In fact, the following command indicates there are at least 673 posts containing instances of the string (ignoring capitalization) "issn" in the AWOL content:
ack -hilo issn  post-*.xml | wc -l
 In an attempt to make sure we're capturing real ISSN strings, I refined the regular expression to try to capture a leading "ISSN" string, and then everything possibly following until and including a properly formatted ISSN number. I've seen both ####-#### and ########, (where # is either a digit or the character "X") in the wild, so I accommodated both possibilities. Here's the command:
ack -hio 'issn[^\d]*[\dX]{4}-?[\dX]{4}' post-*.xml > issn-raw.txt
You can see the raw list of the matched strings here. If we count the lines generated by that command instead of saving them to file, we can see that there are at least 1931 ISSNs in AWOL.
ack -hio 'issn[^\d]*[\dX]{4}-?[\dX]{4}' post-*.xml | wc -l
Then I wondered, are we getting just one ISSN per file or multiples? We know that some of the posts in the blog are about single resources, but there are also plenty of posts about collections and also posts that gather up all the references to every known instance of a particular genre (e.g., open-access journals or journals in JSTOR). So I modified the command to count how many files have these "well-formed" ISSN strings in them (the -l option to ack):
ack -hilo 'issn[^\d]*[\dX]{4}-?[\dX]{4}' post-*.xml | wc -l
For a total of 638 affected files. Here's a list of the affected files, for future team reference.

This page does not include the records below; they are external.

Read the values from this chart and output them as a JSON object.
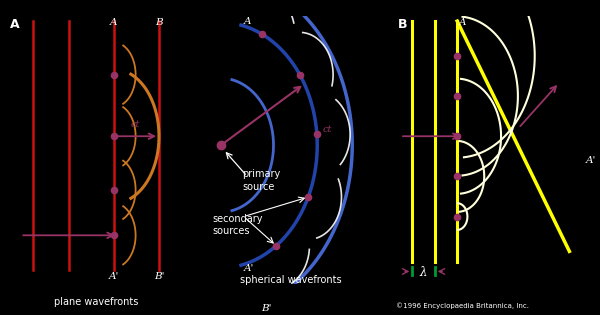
{
  "bg_color": "#000000",
  "red_color": "#cc1111",
  "orange_color": "#cc7722",
  "magenta_color": "#993366",
  "yellow_color": "#ffff00",
  "blue_dark": "#2244aa",
  "blue_light": "#4466cc",
  "white_color": "#ffffff",
  "cream_color": "#ffffdd",
  "green_color": "#009933",
  "label_A": "A",
  "label_B": "B",
  "label_Ap": "A'",
  "label_Bp": "B'",
  "label_ct": "ct",
  "label_plane": "plane wavefronts",
  "label_spherical": "spherical wavefronts",
  "label_primary": "primary\nsource",
  "label_secondary": "secondary\nsources",
  "label_lambda": "λ",
  "label_panelA": "A",
  "label_panelB": "B",
  "label_copyright": "©1996 Encyclopaedia Britannica, Inc.",
  "fig_width": 6.0,
  "fig_height": 3.15
}
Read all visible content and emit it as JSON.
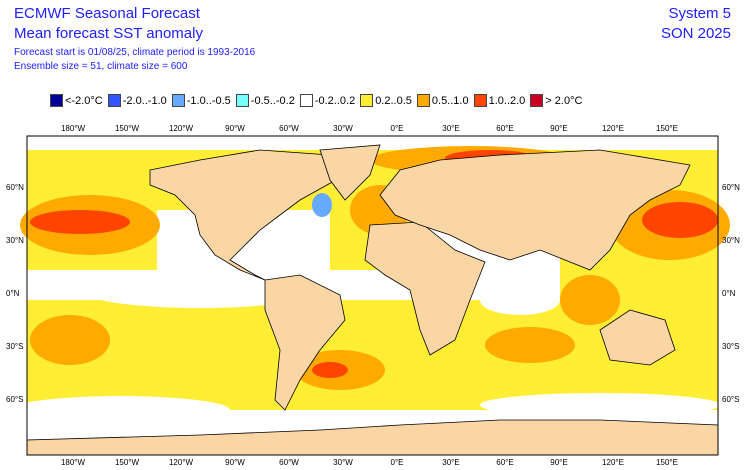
{
  "header": {
    "title": "ECMWF Seasonal Forecast",
    "subtitle": "Mean forecast SST anomaly",
    "line3": "Forecast start is 01/08/25, climate period is 1993-2016",
    "line4": "Ensemble size = 51, climate size = 600",
    "system": "System 5",
    "period": "SON 2025"
  },
  "legend": [
    {
      "label": "<-2.0°C",
      "color": "#000099"
    },
    {
      "label": "-2.0..-1.0",
      "color": "#3355ff"
    },
    {
      "label": "-1.0..-0.5",
      "color": "#66aaff"
    },
    {
      "label": "-0.5..-0.2",
      "color": "#77ffff"
    },
    {
      "label": "-0.2..0.2",
      "color": "#ffffff"
    },
    {
      "label": "0.2..0.5",
      "color": "#ffee33"
    },
    {
      "label": "0.5..1.0",
      "color": "#ffaa00"
    },
    {
      "label": "1.0..2.0",
      "color": "#ff4400"
    },
    {
      "label": "> 2.0°C",
      "color": "#cc0022"
    }
  ],
  "lon_labels": [
    "180°W",
    "150°W",
    "120°W",
    "90°W",
    "60°W",
    "30°W",
    "0°E",
    "30°E",
    "60°E",
    "90°E",
    "120°E",
    "150°E"
  ],
  "lat_labels": [
    "60°N",
    "30°N",
    "0°N",
    "30°S",
    "60°S"
  ],
  "land_color": "#fad6a5"
}
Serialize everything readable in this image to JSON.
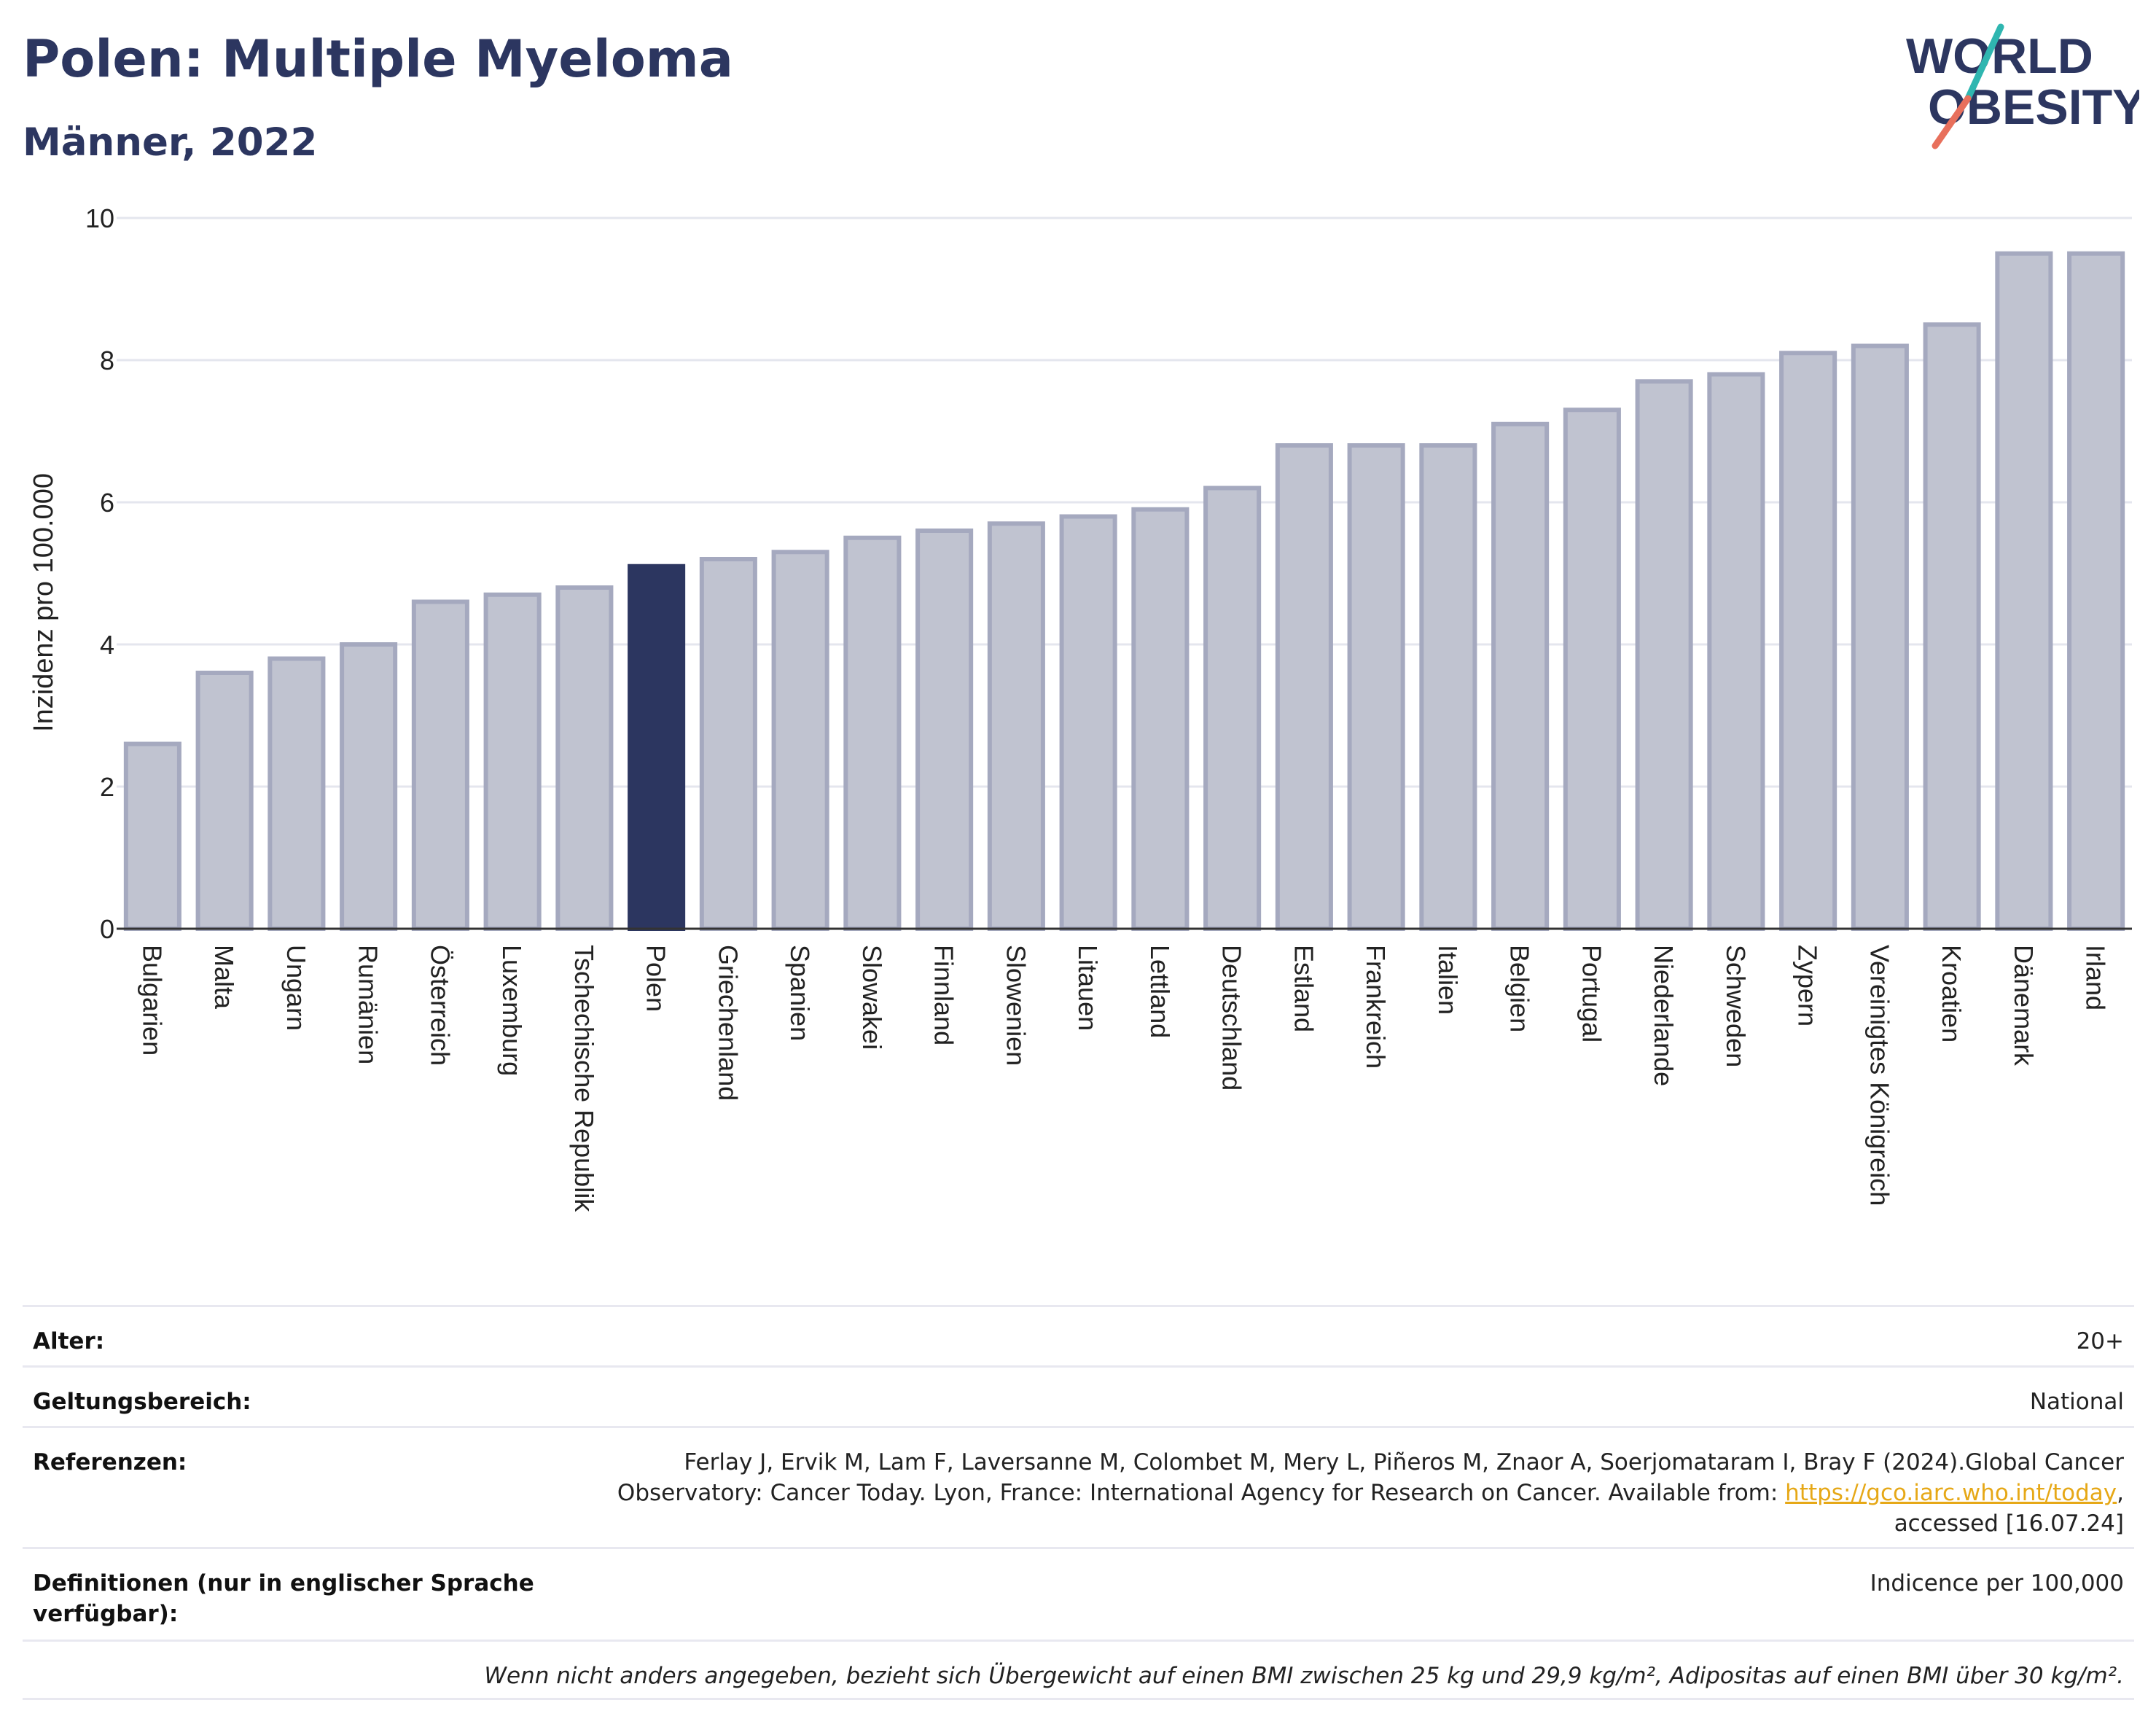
{
  "header": {
    "title": "Polen: Multiple Myeloma",
    "subtitle": "Männer, 2022"
  },
  "logo": {
    "line1": "WORLD",
    "line2": "OBESITY",
    "colors": {
      "text": "#2c3660",
      "slash_top": "#2fb6b0",
      "slash_bottom": "#e8705c"
    }
  },
  "chart_data": {
    "type": "bar",
    "ylabel": "Inzidenz pro 100.000",
    "ylim": [
      0,
      10
    ],
    "yticks": [
      0,
      2,
      4,
      6,
      8,
      10
    ],
    "grid": true,
    "highlight": "Polen",
    "colors": {
      "bar": "#c0c3d0",
      "bar_border": "#a5a9bf",
      "highlight": "#2c3660",
      "grid": "#e4e6ee",
      "axis": "#333333"
    },
    "categories": [
      "Bulgarien",
      "Malta",
      "Ungarn",
      "Rumänien",
      "Österreich",
      "Luxemburg",
      "Tschechische Republik",
      "Polen",
      "Griechenland",
      "Spanien",
      "Slowakei",
      "Finnland",
      "Slowenien",
      "Litauen",
      "Lettland",
      "Deutschland",
      "Estland",
      "Frankreich",
      "Italien",
      "Belgien",
      "Portugal",
      "Niederlande",
      "Schweden",
      "Zypern",
      "Vereinigtes Königreich",
      "Kroatien",
      "Dänemark",
      "Irland"
    ],
    "values": [
      2.6,
      3.6,
      3.8,
      4.0,
      4.6,
      4.7,
      4.8,
      5.1,
      5.2,
      5.3,
      5.5,
      5.6,
      5.7,
      5.8,
      5.9,
      6.2,
      6.8,
      6.8,
      6.8,
      7.1,
      7.3,
      7.7,
      7.8,
      8.1,
      8.2,
      8.5,
      9.5,
      9.5
    ]
  },
  "footer": {
    "age_label": "Alter:",
    "age_value": "20+",
    "scope_label": "Geltungsbereich:",
    "scope_value": "National",
    "ref_label": "Referenzen:",
    "ref_text_1": "Ferlay J, Ervik M, Lam F, Laversanne M, Colombet M, Mery L, Piñeros M, Znaor A, Soerjomataram I, Bray F (2024).Global Cancer",
    "ref_text_2": "Observatory: Cancer Today. Lyon, France: International Agency for Research on Cancer. Available from: ",
    "ref_link": "https://gco.iarc.who.int/today",
    "ref_text_3": ",",
    "ref_text_4": "accessed [16.07.24]",
    "def_label": "Definitionen (nur in englischer Sprache verfügbar):",
    "def_value": "Indicence per 100,000",
    "note": "Wenn nicht anders angegeben, bezieht sich Übergewicht auf einen BMI zwischen 25 kg und 29,9 kg/m², Adipositas auf einen BMI über 30 kg/m²."
  }
}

One wonders about the discrepancy between 638 and 673, but at least I know I now have a regular expression that can capture most of the ISSNs and their values. I'll do some spot-checking later to see if I can figure out what's being missed and why.

More importantly, it's now very clear that mining the ISSNs out of the blog posts on our way to Zotero is a worthwhile task. Not only will we be able to add them to the records, we may also be able to use them to look up existing catalog data from other databases with which to better populate the fields in the corresponding Zotero records.

1 comment:

Scot Mcphee said...

In one way this is one argument why strictly structured document stylesheets have the advantage over loose XML aggregations of key/value pairs.

e.g. value rather than value ... in the XSD or RelaxNG you can then specify your ISSN format.

But of course, then the schema is not adaptable for different datasets or flexible to fit new uses.